Besides the bridge, the most important sites include eight dams, the Fox Airfield control tower in Lancaster, the Southern California Edison Co. power plant in Etiwanda and 27 other buildings, where multiple instruments recorded motion in various directions at different structural parts.

The San Pedro bridge was wired in 1981 with 26 sensors, at a cost of $500,000.

“We had to wait six years for this one,” said Marvin Huston, a state seismic technician who clambered all over the bridge setting up the precisely placed sensor system. “An awful lot of gray matter goes into this thing,” he said as he inspected some of the instruments recently.

The accelerometers lie dormant until a large quake starts them measuring the force of the shaking and turns on a special recorder. Then their output, flashed through wires more than 2,000 feet long in some cases, is recorded on a slowly winding five-inch-wide strip of film. A bank of five 12-volt gel-cell batteries is ready to power the equipment for up to a week in case a major quake cuts off electricity.

During the Whittier quake, the maximum acceleration was recorded on the north edge of the end spans. Expressed as a fraction of the force of gravity, or g, the force was .28g, which is enough, were it maintained steadily in the same direction, to accelerate an object from zero to 60 m.p.h. in just under 10 seconds.
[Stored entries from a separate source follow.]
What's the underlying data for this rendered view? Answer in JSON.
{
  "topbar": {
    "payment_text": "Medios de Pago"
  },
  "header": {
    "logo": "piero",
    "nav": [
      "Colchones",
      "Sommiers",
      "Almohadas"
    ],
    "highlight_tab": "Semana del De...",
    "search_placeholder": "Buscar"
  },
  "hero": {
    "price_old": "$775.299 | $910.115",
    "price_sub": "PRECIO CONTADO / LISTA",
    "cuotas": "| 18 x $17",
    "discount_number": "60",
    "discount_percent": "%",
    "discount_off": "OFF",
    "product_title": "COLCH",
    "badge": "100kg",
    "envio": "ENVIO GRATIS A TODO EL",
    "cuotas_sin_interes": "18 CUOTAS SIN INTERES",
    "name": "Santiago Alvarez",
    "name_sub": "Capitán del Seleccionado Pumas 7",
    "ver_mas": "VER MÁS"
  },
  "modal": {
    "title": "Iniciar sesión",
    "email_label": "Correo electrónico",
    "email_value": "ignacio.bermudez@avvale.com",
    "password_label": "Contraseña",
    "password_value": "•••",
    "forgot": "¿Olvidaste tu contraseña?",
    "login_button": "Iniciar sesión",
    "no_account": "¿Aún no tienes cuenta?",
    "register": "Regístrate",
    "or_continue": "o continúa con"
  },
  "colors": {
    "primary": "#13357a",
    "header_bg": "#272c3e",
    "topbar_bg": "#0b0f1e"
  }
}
In earlier work, Abdel-Ghaffar, who teaches civil engineering at USC, correlated the vibrations predicted from a theoretical model of the bridge with the actual motion of the bridge caused by “micro” earthquakes too small to feel and other sources of vibration, including wind, noise and traffic.

“It was fascinating. This structure was easy to model and we found very good agreement between the theory and the measurements,” he said.

Seeks Further Study

Now he has applied for a $150,000 National Science Foundation grant to compare the larger motions of the bridge during the Whittier quake with theoretical movements.

“Earthquakes pose a particular hazard to long-span, cable-supported bridges, as opposed to most other civil engineering structures, due to their . . . configuration and their relative flexibility,” he wrote in his application. In addition, he said, “Although earthquake-resistant requirements for most bridge types are adequately covered by the design codes, there are no codes” for suspension bridges.

The basic problem is to determine how the vibrational energy imparted to the bridge at the cable anchors and the towers is transmitted to the other parts of the bridge.

A particular area of interest that Abdel-Ghaffar said he wants to study is why the roadway of the end spans settled into a back-and-forth twisting motion instead of “flapping,” the way a blanket moves when being spread on a bed. Another question is why the end spans vibrated more strongly than the main span.

Considerable Interest

There is already widespread interest in analyzing what happened to the Vincent Thomas Bridge.

James Gates, structural mechanics engineer with Caltrans’ division of structures, said he was curious about what safety conclusions can be drawn.

“My job is to think earthquakes 24 hours a day, seven days a week,” he said. “Suspension bridges are rare birds.” He estimated, however, that it would take an earthquake generating vibrations perhaps 10 times stronger than the Whittier Quake to damage the bridge.

In San Francisco, officials who plan to put a sensor system similar to the one on the Vincent Thomas Bridge on the Golden Gate Bridge in the next two years are also watching closely.

Mervin Giacomini, deputy district engineer for the Golden Gate, whose main span is about three times the length of the Vincent Thomas’, said, “Any time you get nice lab testing under actual conditions, it is certainly information we are going to be interested in.”

WHEN THE BRIDGE SHOOK

Vincent Thomas Bridge’s sensors provided data on a quake’s effect on suspension bridges.

Whittier quake struck at 7:42 a.m. on Oct.1 and measured 5.9 on the Richter scale.